Empirical evaluations demonstrate that SuffixDecoding achieves competitive performance with state-of-the-art model-based speculative methods across multiple workloads, including open-domain chat scenarios, code generation tasks, and text-to-SQL systems. Particularly notable is the improvement observed in multi-agent pipeline applications. For instance, in the proprietary multi-LLM text-to-SQL environment, named AgenticSQL, SuffixDecoding achieves up to 2.9× higher throughput and up to 3× lower latency compared to existing speculative decoding methods.

Furthermore, tests on datasets such as Magicoder and WildChat showed that SuffixDecoding's performance is not only comparable to that of tree-based speculative decoding techniques but, in some cases, even surpasses them without the overhead associated with draft models. This is particularly significant given that SuffixDecoding can achieve these results with just a few thousand examples in its reference corpus, showcasing its efficiency and practicality.

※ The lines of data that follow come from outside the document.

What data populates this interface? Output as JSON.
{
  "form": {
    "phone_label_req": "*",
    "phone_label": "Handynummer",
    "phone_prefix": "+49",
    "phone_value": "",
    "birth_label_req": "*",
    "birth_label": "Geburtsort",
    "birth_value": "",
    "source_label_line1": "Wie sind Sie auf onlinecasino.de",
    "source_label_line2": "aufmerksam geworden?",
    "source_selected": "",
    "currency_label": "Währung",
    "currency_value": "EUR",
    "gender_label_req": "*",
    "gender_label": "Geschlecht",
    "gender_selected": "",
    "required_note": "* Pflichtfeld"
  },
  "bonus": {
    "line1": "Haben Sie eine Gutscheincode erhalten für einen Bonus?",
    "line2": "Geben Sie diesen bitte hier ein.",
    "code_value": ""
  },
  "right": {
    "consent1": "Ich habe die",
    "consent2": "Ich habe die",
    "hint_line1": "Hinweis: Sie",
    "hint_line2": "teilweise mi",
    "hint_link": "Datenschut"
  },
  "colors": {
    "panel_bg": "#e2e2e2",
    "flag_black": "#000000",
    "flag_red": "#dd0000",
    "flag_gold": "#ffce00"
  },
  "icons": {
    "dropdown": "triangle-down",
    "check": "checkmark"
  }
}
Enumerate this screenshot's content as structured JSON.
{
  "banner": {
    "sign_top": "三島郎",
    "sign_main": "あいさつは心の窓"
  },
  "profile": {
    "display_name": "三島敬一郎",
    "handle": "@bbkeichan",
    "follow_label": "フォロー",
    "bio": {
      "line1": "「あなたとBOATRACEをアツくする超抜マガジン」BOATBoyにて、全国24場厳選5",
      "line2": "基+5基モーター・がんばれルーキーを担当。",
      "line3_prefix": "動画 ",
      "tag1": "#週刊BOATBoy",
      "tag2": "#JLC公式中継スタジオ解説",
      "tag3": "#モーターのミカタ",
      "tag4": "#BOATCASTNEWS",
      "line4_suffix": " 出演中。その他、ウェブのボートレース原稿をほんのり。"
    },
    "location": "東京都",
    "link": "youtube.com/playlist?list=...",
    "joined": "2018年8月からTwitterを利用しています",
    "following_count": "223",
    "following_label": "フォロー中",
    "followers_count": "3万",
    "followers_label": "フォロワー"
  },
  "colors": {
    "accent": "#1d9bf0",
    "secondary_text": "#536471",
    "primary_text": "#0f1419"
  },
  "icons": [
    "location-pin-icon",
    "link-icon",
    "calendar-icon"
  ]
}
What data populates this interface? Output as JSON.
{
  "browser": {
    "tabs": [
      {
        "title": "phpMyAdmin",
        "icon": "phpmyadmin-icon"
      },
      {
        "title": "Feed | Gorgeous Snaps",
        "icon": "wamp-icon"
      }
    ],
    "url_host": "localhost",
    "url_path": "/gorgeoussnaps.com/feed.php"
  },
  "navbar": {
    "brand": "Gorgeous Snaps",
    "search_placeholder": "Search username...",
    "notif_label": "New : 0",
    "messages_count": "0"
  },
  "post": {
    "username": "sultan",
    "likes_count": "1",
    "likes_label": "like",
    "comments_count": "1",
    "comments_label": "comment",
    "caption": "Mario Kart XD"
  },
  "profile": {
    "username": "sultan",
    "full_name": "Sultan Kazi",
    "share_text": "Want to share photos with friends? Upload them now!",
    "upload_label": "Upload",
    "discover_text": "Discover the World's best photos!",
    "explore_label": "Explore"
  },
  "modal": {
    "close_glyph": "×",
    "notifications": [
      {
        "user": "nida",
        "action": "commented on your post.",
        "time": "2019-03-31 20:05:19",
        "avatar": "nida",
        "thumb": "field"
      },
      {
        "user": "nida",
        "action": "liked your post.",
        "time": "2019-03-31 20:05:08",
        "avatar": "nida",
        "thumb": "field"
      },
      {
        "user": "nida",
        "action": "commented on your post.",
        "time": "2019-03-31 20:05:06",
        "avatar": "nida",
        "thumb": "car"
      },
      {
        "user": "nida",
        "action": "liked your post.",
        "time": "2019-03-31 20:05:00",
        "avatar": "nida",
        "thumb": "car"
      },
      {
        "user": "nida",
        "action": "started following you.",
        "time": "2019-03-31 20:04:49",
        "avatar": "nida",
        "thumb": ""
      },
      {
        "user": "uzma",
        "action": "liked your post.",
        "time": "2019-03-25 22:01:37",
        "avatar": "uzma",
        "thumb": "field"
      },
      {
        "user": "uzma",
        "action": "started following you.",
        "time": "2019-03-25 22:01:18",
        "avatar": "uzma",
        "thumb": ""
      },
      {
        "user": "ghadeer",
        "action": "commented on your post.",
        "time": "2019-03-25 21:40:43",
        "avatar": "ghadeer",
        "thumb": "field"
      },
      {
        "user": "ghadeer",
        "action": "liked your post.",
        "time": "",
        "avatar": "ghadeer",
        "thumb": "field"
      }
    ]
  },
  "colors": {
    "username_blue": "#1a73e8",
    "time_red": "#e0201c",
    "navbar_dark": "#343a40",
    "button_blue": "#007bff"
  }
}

Implications and Future Work

The implications of SuffixDecoding's introduction are multifaceted. Practically, it offers a scalable and more resource-efficient option for speeding up inference, which is particularly beneficial in environments where GPU resources are constrained or where rapid model updates are frequent. Theoretically, it paves the way for further exploration into model-free speculative inference techniques, potentially leading to algorithms that adapt even more dynamically to real-world applications.

Future developments might focus on enhancing the pattern matching and scoring mechanisms of SuffixDecoding. While its performance in adapting to distributional shifts in the input has been demonstrated effectively, there remains potential to optimize how the algorithm prioritizes and scores different speculative paths, perhaps incorporating more complex statistical models.

In conclusion, SuffixDecoding marks a significant advance in leveraging data-driven techniques for LLM inference, minimizing dependence on resource-intensive draft models while providing robust performance across a diverse array of tasks. Continued research in model-free approaches may yield further innovations, expanding the applicability and efficiency of LLMs in practical settings.